Cement can be used to facilitate adherence of the implant 300 to
the condyle.
[0211] Where more than one condyle is to be repaired, e.g., using
two implants 300 of FIG. 3, or the implant 400 of FIG. 4, or where
a condyle and a portion of the patellar surface is to be repaired,
e.g., using the implant 500 of FIG. 5, the surgical technique
described herein would be modified to, for example, provide a
greater incision for accessing the joint provide additional
apertures for receiving the pegs of the implant etc.

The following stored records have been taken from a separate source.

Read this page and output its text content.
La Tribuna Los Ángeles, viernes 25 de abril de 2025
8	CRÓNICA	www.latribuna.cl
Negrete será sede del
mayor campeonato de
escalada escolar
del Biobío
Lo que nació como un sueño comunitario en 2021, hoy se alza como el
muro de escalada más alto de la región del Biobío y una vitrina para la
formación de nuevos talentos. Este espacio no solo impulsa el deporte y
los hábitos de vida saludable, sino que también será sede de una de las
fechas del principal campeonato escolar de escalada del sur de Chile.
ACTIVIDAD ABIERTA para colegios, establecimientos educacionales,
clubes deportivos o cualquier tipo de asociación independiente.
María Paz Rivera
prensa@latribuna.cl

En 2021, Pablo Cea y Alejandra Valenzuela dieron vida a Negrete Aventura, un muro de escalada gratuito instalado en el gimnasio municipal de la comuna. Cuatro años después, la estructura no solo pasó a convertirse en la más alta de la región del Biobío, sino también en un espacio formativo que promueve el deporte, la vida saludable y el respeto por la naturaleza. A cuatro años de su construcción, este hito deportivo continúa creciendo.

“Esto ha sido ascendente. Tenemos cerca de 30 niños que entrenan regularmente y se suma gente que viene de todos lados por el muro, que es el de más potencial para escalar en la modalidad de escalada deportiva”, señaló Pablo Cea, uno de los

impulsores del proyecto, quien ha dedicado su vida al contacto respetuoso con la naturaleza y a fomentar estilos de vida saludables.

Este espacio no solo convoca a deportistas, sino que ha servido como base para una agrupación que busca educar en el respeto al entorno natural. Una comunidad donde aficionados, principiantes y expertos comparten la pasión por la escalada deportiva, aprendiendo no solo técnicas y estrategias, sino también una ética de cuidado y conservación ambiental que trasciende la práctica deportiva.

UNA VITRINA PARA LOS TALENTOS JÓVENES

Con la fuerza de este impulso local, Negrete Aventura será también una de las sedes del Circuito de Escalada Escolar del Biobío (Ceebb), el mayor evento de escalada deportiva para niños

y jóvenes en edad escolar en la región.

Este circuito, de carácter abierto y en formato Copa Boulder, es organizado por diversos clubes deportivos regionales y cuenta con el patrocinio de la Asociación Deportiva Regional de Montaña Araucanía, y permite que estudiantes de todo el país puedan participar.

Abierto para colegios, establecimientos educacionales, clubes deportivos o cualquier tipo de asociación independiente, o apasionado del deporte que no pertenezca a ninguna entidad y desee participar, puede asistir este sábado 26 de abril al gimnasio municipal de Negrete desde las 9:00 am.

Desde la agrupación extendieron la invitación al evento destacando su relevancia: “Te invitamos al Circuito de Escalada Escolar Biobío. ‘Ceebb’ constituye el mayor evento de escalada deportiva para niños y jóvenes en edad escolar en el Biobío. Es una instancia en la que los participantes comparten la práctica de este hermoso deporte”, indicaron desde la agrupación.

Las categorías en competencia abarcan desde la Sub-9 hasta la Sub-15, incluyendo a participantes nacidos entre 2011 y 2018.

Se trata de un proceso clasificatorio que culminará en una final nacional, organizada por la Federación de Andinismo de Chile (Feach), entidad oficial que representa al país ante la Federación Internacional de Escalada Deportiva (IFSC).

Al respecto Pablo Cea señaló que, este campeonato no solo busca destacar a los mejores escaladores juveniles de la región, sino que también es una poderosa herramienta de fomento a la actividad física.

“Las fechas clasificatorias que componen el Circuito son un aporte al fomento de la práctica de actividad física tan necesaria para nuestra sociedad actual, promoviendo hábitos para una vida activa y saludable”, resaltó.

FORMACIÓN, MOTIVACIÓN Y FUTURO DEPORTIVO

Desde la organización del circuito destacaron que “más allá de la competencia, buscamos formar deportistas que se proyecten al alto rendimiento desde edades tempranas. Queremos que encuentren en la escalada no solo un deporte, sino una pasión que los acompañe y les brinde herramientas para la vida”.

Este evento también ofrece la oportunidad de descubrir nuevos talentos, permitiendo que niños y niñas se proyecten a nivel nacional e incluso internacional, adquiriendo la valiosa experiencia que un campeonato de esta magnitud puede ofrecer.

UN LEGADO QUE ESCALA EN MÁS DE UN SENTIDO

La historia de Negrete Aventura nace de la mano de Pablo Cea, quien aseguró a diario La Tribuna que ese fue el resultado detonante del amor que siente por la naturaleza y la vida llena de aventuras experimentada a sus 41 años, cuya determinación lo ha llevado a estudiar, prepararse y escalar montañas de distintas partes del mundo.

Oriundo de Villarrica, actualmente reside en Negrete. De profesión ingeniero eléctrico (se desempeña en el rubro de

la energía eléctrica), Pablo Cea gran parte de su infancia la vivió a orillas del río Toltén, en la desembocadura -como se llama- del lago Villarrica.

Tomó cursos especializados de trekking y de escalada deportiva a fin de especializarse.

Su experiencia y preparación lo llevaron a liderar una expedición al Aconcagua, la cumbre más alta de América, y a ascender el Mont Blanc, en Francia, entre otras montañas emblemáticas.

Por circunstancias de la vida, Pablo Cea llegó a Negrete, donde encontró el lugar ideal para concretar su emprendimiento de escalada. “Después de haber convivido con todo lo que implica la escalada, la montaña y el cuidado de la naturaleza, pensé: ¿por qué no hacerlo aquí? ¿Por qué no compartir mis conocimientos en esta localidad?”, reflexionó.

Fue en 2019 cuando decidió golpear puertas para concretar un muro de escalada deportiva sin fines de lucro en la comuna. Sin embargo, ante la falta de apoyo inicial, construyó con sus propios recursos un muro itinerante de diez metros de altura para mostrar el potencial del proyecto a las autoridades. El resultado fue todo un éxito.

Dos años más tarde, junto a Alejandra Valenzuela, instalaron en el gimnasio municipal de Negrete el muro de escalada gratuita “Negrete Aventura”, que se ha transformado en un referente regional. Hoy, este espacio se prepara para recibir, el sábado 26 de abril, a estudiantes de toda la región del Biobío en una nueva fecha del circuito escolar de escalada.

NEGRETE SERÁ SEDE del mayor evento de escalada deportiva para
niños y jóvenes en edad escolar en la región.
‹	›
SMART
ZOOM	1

[0212] C. Patellar Repair System
[0213] To insert the device shown in FIG. 7, it may be appropriate
to use the incisions made laterally or medially to the patella
tendon and described above with respect to FIG. 2. First the
patella is everted laterally and the fat pad and synovium are bent
back from around the periphery of the patella. If desired,
osteophytes can be removed. Prior to resurfacing the natural
patella 620, the knee should be manually taken through several
range of motion maneuvers to determine whether subluxation is
present. If subluxation is present then it may be necessary to
medialize the implant 600. The natural patella can then be cut in a
planar, or flat manner such that a flat surface is presented to the
implant. The geometric center of the patella 620 is then typically
aligned with the geometric center of the implant 600. In order to
anchor the implant 600 to the patella 620, one or more holes or
apertures 612 can be created in the patellar surface to accept the
pegs 610 of the implant 600.
[0214] VI. Kits
[0215] One or more of the implants described above can be combined
together in a kit such that the surgeon can select one or more
implants to be used during surgery.
[0216] The foregoing description of embodiments has been provided
for the purposes of illustration and description. It is not
intended to be exhaustive or to limit the invention to the precise
forms disclosed. Many modifications and variations will be apparent
to the practitioner skilled in the art.